A review by tasmanian_bibliophile
Letters to the End of Love by Yvette Walker

4.0

‘I don’t know, these letter were supposed to be about you, and me, they were supposed to be my gift to you ..’

In this novel, told though a series of letters, Yvette Walker explores love and loss in the lives of three couples. While the letters come from different places and different times (Bournemouth in 1948, Cork in 1969, Perth in 2011) a form of love - past or present, ended, ending or continuous - is at the centre of each relationship.

In the Bournemouth letters, John (a retired English physician) writes to his lost love David (a German artist). John recalls the time he and David shared in Vienna during the 1930s. John's letters are prompted by the visit of a man carrying a message from David, and are John's way of coming to terms with the loss of David as a victim of the Nazis. Without his soul mate, John is and remains incomplete.

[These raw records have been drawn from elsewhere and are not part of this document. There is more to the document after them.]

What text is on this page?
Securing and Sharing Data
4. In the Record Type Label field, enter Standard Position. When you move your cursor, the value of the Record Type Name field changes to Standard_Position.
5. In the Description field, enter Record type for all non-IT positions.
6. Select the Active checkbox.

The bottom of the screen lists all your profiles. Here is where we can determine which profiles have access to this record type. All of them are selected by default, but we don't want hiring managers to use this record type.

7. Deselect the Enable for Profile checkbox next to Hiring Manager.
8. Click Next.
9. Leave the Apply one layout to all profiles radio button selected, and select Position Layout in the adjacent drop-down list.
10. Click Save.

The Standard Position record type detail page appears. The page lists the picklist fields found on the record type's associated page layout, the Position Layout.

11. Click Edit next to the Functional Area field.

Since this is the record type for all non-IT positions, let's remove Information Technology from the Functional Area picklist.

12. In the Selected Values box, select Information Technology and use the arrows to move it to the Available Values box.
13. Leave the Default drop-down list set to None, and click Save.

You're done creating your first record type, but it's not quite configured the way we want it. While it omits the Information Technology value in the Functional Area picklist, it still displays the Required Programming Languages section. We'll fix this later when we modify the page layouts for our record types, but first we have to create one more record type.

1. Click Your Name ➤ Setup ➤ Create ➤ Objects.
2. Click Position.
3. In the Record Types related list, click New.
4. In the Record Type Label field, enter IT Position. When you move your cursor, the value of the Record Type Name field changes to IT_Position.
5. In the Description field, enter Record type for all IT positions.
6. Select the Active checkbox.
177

`You walk back to a place you once were, to find someone else there instead.'

In Cork, Dmitri (an exiled Russian painter) writes to his wife Caithleen (an Irish writer).Both are struggling with Dimitri's fatal illness, and the imminent threat of separation. Caithleen has requested that they write to each other as a means of recording `the ordinary things, ordinary poetry' of the four decade span of their relationship. The certainty of the past can be held against the uncertainty of the future.

`I love your emails but this letter of yours, it breathes.'

In Perth, two women are struggling in their relationship. Grace is a bookseller who stays close to home, while Lou is always travelling as part of the entourage of a musician who is said to be `the new Dylan'. The correspondence, by letter and by eMail is initiated by Grace and covers both the past - memories involving minutiae - a longing for each other's company, and future aspirations. Can these letters lead to a strengthening of Lou and Grace's relationship?

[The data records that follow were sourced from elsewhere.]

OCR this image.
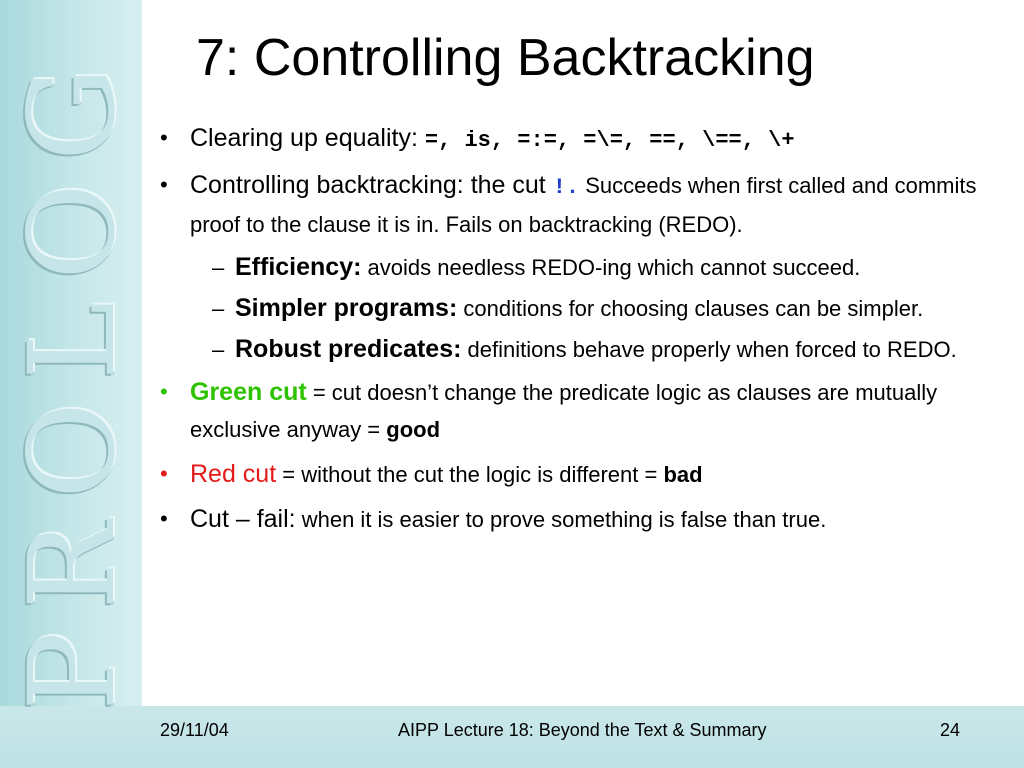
PROLOG 7: Controlling Backtracking
• Clearing up equality: =, is, =:=, =\=, ==, \==, \+
• Controlling backtracking: the cut !. Succeeds when first called and commits proof to the clause it is in. Fails on backtracking (REDO).
– Efficiency: avoids needless REDO-ing which cannot succeed.
– Simpler programs: conditions for choosing clauses can be simpler.
– Robust predicates: definitions behave properly when forced to REDO.
• Green cut = cut doesn’t change the predicate logic as clauses are mutually exclusive anyway = good
• Red cut = without the cut the logic is different = bad
• Cut – fail: when it is easier to prove something is false than true.
29/11/04	AIPP Lecture 18: Beyond the Text & Summary	24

Paul Klee's painting `Ad Marginem' (1930) has significance for each of the three couples, and is the one connection between each set of letters. Art has its own power.

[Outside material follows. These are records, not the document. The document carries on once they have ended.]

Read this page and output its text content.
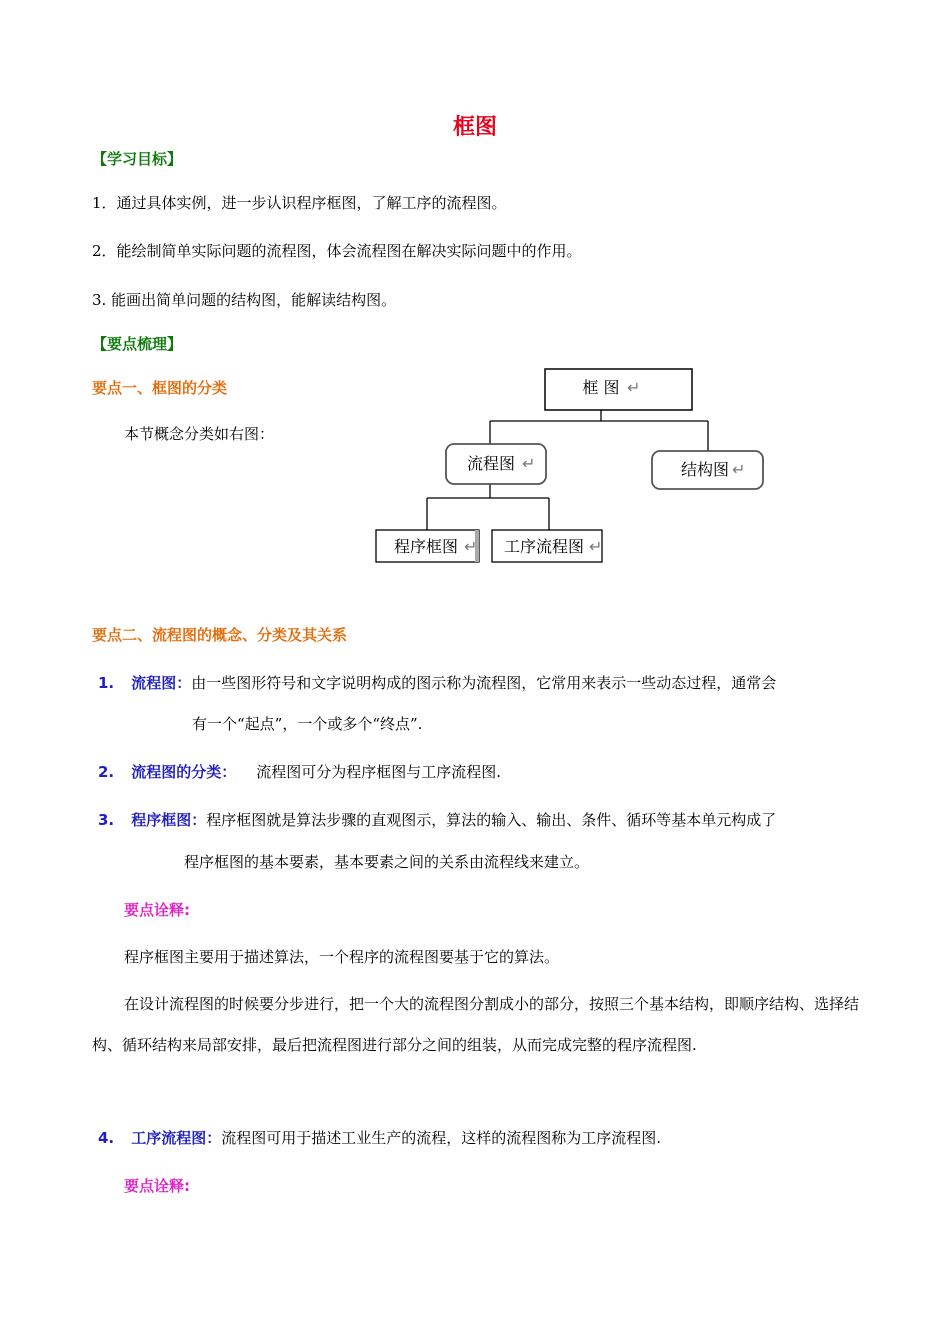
框图
【学习目标】
1．通过具体实例，进一步认识程序框图，了解工序的流程图。
2．能绘制简单实际问题的流程图，体会流程图在解决实际问题中的作用。
3. 能画出简单问题的结构图，能解读结构图。
【要点梳理】
要点一、框图的分类
本节概念分类如右图：
框 图 ↵
流程图 ↵	结构图 ↵
程序框图 ↵ 工序流程图 ↵
要点二、流程图的概念、分类及其关系
1. 流程图：由一些图形符号和文字说明构成的图示称为流程图，它常用来表示一些动态过程，通常会
有一个“起点”，一个或多个“终点”.
2. 流程图的分类： 流程图可分为程序框图与工序流程图.
3. 程序框图：程序框图就是算法步骤的直观图示，算法的输入、输出、条件、循环等基本单元构成了
程序框图的基本要素，基本要素之间的关系由流程线来建立。
要点诠释:
程序框图主要用于描述算法，一个程序的流程图要基于它的算法。
在设计流程图的时候要分步进行，把一个大的流程图分割成小的部分，按照三个基本结构，即顺序结构、选择结构、循环结构来局部安排，最后把流程图进行部分之间的组装，从而完成完整的程序流程图.
4. 工序流程图：流程图可用于描述工业生产的流程，这样的流程图称为工序流程图.
要点诠释:
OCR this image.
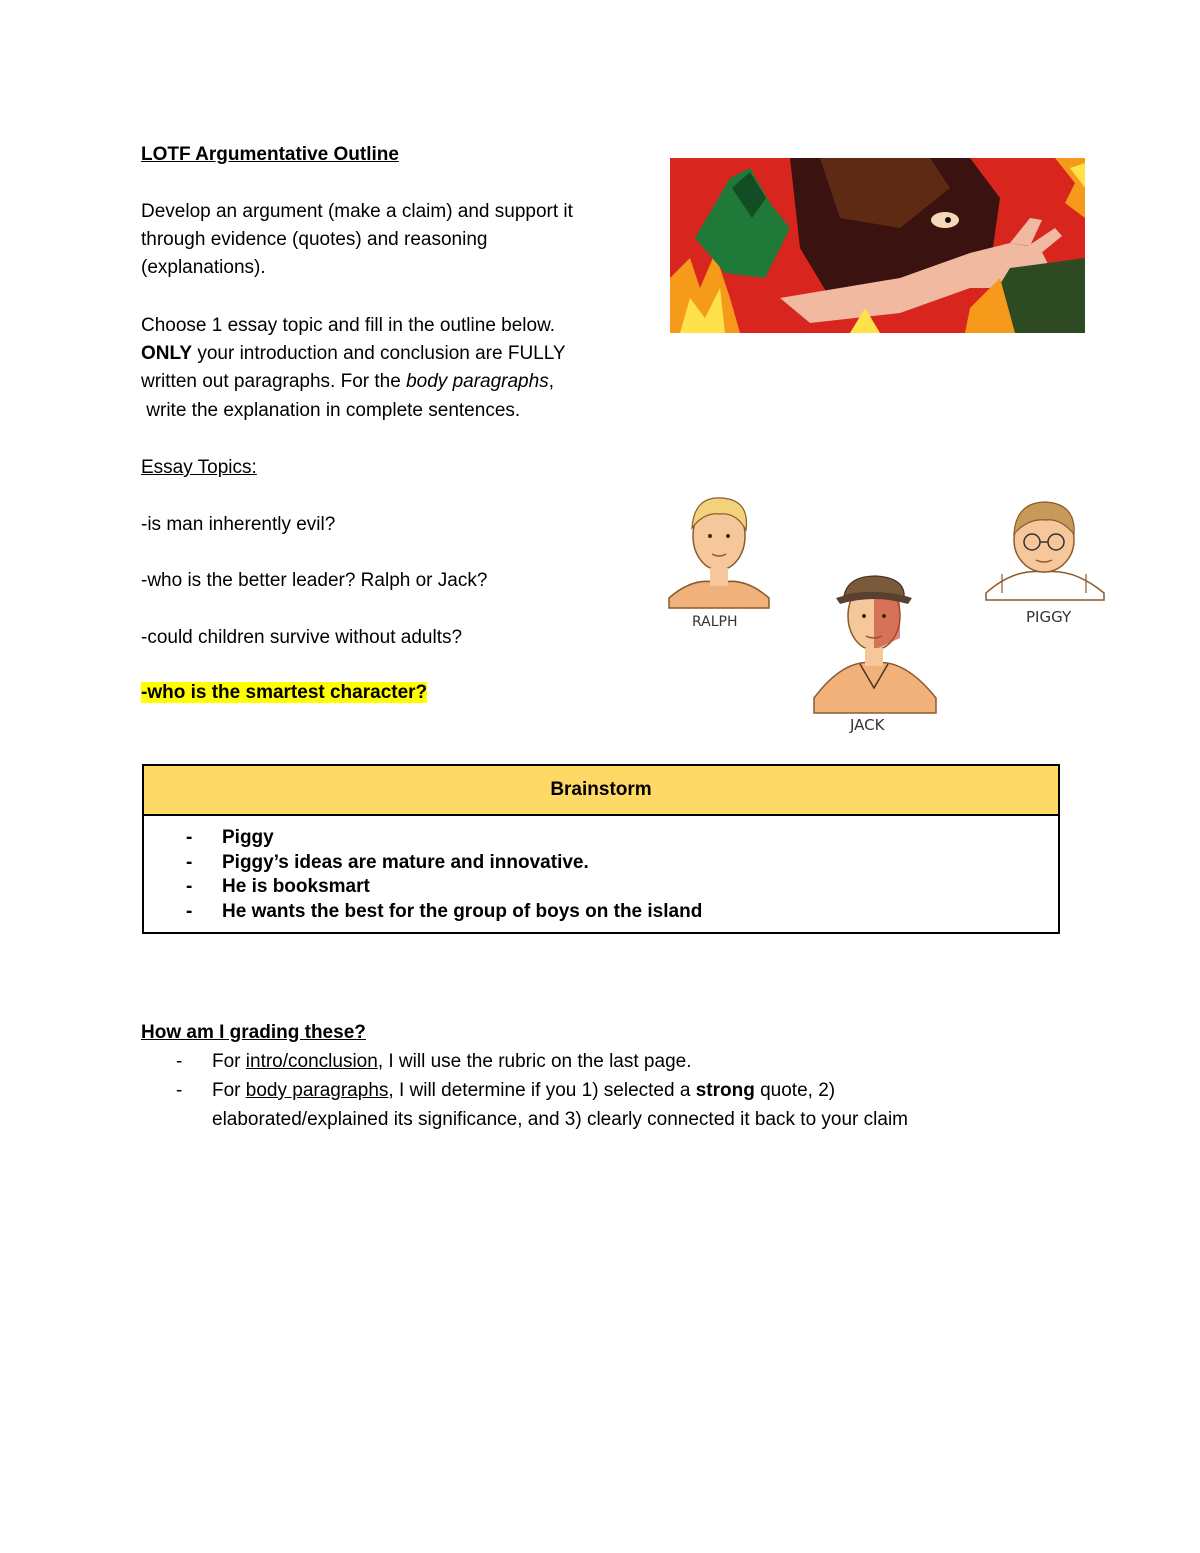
LOTF Argumentative Outline
Develop an argument (make a claim) and support it
through evidence (quotes) and reasoning
(explanations).
Choose 1 essay topic and fill in the outline below.
ONLY your introduction and conclusion are FULLY
written out paragraphs. For the body paragraphs,
write the explanation in complete sentences.
Essay Topics:
-is man inherently evil?
-who is the better leader? Ralph or Jack?
-could children survive without adults?
-who is the smartest character?
RALPH
JACK
PIGGY
Brainstorm
- Piggy
- Piggy’s ideas are mature and innovative.
- He is booksmart
- He wants the best for the group of boys on the island
How am I grading these?
- For intro/conclusion, I will use the rubric on the last page.
- For body paragraphs, I will determine if you 1) selected a strong quote, 2)
elaborated/explained its significance, and 3) clearly connected it back to your claim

In Ms Walker's writing, John, Dmitri, Caithleen, Grace and Lou each have their own unique voice. I found it hard to put the novel down, as I wanted to find out more about each character and whether writing these letters would bring them the understanding they were each seeking. Each story is personal; events (whether small or large, personal or global) have an impact.
I enjoyed reading this novel, and when it ended I wanted more. These characters came alive for me and their life journeys were important.